Postscript




     The real Benjamin Reed died in 1837 and was buried in Hazel Valley, Arkansas. He'd lived his seventy-seven years in three distinct places that still bear the family name: Along Reed Creek near Tazewell, Virginia; At the Reed Branch of Johnson Fort at Cow Creek, Magoffin County, Kentucky; And in Reed Township in Washington County, Arkansas. 

     Benjamin married a Charity Vaughn on December 17, 1792 in Warren County, North Carolina. He obtained land grants for sixty acres in Tazewell, Russell County, Virginia in 1805 and for three-hundred acres in Morgan County, Kentucky (now Magoffin County) in 1824. There the couple raised their children in the Cow Creek community on the Johnson Fork of the Licking River. This is the extent of the definitive record for my great-great-great-grandfather.

     Reed family oral tradition adds that Benjamin had fought in the revolutionary war Battle of King's Mountain, though the surviving soldier rolls for that battle do not list him for either side. There are also recurrent rumblings that the family has Native American blood. The Cow Creek drainage is on former Cherokee-inhabited land and is just over the ridge from an early mixed race or Melungeon community in Royalton, Kentucky. That land, along with most of eastern Kentucky when it was part of the Virginia colony, had been claimed by the Colonel William Preston family of Blacksburg, Virginia. 

     The spoken history adds that Old Benny moved on to Arkansas late in life, and this is corroborated by a death record for a Benjamin Reed in Washington County, Arkansas in 1837. Coincidentally or not, Washington County is adjacent to and formerly part of the Cherokee reservation in Oklahoma.

    Two professional genealogists, one pre- and one post-internet, reported that the birthplace for Benjamin Reed of Magoffin County, Kentucky was uncertain, though most likely in either Monroe County, Virginia or Gates County, North Carolina. Since Monroe County has since been excluded by a death record on a conflicting date, Gates County on the Albemarle Sound is the most likely birthplace for my progenitor. The early censuses for Gates County do list a household with the surname, variably spelled Reede (1790), Reed (1800), and Redd (1810). All of these homes were peopled by "free persons of color."
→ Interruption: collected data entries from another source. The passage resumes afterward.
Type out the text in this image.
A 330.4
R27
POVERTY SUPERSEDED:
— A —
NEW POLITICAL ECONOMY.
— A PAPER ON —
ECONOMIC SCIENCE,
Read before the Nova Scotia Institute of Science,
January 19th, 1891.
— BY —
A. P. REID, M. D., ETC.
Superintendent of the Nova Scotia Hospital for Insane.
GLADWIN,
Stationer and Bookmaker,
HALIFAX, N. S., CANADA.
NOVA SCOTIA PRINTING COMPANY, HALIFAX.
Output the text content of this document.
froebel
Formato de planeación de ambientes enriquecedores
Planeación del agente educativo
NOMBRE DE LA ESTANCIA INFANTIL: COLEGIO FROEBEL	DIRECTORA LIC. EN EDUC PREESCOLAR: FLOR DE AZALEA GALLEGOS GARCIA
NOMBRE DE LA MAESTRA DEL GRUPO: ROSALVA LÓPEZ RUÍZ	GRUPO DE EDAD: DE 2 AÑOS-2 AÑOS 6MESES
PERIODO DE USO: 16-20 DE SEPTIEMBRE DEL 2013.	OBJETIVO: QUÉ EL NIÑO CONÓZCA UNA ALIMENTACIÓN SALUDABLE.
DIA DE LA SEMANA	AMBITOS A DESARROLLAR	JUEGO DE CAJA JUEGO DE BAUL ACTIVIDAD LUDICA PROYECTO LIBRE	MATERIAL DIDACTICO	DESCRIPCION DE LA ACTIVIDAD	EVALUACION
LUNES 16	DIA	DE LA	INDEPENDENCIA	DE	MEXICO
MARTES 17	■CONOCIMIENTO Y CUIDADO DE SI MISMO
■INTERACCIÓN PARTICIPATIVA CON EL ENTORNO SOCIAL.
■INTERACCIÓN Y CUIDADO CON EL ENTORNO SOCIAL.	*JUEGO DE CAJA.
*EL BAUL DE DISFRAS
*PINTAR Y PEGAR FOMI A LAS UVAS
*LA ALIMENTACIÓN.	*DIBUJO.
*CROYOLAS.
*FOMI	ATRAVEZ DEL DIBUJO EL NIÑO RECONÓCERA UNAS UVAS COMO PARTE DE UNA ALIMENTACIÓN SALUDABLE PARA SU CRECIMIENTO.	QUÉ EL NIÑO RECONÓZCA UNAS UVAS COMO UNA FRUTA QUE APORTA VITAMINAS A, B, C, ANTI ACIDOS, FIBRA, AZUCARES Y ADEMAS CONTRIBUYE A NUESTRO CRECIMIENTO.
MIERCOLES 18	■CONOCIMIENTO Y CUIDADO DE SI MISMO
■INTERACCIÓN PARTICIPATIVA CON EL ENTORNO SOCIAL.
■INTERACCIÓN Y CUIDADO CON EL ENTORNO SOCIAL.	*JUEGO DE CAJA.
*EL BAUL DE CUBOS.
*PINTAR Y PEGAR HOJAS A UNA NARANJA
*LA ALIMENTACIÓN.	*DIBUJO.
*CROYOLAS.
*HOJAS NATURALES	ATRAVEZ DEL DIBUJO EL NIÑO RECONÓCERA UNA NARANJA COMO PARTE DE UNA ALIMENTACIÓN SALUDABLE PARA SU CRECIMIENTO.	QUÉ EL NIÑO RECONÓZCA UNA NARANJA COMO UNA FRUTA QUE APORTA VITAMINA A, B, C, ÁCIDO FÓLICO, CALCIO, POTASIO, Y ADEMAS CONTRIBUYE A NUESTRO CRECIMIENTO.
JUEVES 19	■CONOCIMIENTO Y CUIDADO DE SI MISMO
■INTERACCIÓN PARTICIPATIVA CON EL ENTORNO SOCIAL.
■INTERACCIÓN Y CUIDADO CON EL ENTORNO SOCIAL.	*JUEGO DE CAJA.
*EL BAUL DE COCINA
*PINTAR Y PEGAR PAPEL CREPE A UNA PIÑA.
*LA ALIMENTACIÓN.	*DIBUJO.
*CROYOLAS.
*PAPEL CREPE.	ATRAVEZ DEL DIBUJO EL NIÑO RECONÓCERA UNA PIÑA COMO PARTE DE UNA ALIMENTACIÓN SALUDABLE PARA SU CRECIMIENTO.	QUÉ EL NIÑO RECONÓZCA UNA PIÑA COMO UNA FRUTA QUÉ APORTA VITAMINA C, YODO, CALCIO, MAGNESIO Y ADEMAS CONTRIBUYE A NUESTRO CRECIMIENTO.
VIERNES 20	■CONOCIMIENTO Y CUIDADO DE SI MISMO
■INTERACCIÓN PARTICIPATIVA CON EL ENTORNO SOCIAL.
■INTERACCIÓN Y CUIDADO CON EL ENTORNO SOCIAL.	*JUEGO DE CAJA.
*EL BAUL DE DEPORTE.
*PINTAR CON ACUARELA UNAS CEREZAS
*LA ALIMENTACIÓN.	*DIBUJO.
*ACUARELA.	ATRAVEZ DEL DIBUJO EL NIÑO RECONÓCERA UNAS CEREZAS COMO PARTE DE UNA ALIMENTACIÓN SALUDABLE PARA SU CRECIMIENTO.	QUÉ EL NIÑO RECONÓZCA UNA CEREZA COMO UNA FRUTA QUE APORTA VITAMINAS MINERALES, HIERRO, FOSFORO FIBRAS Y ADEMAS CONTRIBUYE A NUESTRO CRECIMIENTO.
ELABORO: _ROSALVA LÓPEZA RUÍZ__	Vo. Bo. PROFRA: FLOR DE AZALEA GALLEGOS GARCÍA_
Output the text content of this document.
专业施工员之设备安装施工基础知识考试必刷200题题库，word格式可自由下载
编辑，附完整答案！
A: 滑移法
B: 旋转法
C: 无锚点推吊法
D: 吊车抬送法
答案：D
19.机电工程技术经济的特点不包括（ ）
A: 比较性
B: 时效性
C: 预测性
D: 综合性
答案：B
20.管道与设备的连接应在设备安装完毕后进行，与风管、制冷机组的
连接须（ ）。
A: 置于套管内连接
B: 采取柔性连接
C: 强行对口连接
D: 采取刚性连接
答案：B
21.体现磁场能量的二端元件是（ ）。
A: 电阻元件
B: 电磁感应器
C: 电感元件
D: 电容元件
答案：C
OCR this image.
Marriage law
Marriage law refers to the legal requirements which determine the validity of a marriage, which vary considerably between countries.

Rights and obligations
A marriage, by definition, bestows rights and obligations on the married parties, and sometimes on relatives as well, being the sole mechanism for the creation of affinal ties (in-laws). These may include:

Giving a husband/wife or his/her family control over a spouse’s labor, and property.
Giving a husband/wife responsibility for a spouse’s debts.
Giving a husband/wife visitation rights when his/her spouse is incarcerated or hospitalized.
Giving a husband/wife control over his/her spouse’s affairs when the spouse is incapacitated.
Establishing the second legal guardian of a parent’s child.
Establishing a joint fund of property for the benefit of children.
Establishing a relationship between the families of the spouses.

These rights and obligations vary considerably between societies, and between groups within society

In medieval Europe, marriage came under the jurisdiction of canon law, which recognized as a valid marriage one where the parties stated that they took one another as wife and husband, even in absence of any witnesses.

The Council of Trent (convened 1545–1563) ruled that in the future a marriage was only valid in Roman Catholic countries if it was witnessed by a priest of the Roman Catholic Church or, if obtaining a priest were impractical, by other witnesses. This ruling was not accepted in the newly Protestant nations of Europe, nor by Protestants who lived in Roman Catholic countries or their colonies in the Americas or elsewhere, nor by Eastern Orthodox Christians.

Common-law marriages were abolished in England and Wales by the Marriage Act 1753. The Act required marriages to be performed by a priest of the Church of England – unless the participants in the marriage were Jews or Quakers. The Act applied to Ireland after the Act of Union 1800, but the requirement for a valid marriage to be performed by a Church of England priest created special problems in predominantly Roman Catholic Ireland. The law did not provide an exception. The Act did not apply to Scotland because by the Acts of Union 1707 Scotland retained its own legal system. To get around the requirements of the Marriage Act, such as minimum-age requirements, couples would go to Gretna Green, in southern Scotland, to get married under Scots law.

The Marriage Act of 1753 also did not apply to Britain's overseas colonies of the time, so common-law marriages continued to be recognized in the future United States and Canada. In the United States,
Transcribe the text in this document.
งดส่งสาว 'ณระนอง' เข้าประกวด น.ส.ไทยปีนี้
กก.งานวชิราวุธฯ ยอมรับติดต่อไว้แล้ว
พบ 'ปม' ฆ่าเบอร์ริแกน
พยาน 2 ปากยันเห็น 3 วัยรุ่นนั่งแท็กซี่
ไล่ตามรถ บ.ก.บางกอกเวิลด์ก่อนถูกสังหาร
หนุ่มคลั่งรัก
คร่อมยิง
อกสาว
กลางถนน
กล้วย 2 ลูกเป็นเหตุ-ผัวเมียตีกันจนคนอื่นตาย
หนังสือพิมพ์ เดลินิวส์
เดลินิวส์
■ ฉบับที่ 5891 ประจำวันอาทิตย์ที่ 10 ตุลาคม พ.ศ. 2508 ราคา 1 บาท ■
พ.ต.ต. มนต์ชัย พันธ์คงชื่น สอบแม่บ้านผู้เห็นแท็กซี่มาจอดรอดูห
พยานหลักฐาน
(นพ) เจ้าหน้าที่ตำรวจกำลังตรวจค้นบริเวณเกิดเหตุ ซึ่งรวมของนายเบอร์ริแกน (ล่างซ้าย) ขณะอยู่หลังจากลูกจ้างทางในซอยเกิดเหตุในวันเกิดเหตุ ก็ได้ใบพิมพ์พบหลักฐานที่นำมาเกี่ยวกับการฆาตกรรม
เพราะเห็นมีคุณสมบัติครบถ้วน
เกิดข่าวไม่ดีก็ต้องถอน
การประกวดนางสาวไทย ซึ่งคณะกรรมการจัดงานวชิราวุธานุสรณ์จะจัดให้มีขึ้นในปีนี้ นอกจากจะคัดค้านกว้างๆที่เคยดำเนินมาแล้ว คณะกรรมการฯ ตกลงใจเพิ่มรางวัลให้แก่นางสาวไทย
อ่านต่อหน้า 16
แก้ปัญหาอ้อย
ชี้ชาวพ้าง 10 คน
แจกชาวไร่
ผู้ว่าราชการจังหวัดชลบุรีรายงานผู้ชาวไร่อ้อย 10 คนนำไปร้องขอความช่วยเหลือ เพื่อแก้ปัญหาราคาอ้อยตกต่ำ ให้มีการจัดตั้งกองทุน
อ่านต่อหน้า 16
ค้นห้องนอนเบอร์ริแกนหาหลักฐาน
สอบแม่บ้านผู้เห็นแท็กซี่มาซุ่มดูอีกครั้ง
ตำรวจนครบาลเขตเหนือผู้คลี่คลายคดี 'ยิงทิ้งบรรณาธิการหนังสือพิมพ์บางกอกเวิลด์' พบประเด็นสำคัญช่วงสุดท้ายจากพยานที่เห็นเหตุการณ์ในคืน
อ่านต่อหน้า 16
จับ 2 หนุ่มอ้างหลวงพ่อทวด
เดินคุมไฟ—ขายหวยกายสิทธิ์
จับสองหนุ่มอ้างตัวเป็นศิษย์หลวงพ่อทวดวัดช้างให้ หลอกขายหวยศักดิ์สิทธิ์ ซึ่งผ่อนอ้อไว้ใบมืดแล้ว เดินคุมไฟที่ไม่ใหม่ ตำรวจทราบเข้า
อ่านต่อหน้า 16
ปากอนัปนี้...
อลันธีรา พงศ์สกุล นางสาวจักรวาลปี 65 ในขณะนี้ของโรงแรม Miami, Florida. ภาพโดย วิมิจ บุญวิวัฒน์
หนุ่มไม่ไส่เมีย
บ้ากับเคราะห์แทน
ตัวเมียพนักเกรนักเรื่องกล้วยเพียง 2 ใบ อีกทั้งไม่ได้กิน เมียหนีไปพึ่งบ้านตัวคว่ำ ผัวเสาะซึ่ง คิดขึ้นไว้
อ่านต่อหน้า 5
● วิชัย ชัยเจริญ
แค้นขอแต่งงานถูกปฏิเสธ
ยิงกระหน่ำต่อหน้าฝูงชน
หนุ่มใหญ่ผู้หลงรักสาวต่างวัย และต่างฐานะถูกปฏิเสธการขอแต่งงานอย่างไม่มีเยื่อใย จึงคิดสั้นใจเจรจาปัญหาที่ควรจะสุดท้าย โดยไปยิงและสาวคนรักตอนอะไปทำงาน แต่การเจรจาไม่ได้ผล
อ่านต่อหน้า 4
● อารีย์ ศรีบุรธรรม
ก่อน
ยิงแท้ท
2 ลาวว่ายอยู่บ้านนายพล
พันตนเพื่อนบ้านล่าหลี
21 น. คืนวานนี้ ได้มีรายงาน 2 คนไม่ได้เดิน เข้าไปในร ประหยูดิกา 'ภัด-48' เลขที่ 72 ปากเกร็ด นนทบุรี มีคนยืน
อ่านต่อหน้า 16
     The Albemarle colony was initially populated, after the Native American dispersal, by ex-patriots from Jamestown, Virginia. Among the first settlers of Jamestown in 1607 was a blacksmith named James Read who soon disappears from resident lists. In 1622 a George Read, blacksmith and soldier, is listed as having died in Jamestown. During that time period, numerous indentured seamstresses were brought to the colony, several of whom were thought to have been of Turkish origin. These disparate tidbits of history are the basis for parts of this conjectural family origin story. 

     The Jamestown and Albemarle connections notwithstanding, my ancestor Benjamin Reed apparently had three distinct lives, first in Tazewell, Virginia, then in Cow Creek, Kentucky, and finally in Washington County, Arkansas. This is not an unusual life trajectory for male heads-of-household of the colonial period when women were at high risk of early death during childbirth. What is unusual is the Jamestown immigration point for a Scotch-Irish family, most of whom arrived in the northeast and traveled across Pennsylvania and down the Shenandoah Valley before settling in the Appalachians. Skilled craftmanship in smithing and distilling would have been welcomed in any community and could have accounted for the Reed family's unusual pathway.

     Benjamin's great-great-granddaughter, my own mother, was a sworn teetotaler after an uncle gave her a swig to calm her sixteen-year-old's anxiety before a grandmother's funeral. She slept through the important passing and never forgave him or the family recipe that had been passed down through the generations on Cow Creek.

     As Benjamin Reed's descendant with bicolored eyes (heterochromia, an autosomal dominant genetic trait) and 2.4% Turkish ancestry, his life story as presented here feels representational, so, barring any additional records coming to light, this short story is what I see for The Three Lives Of Old Benny Reed.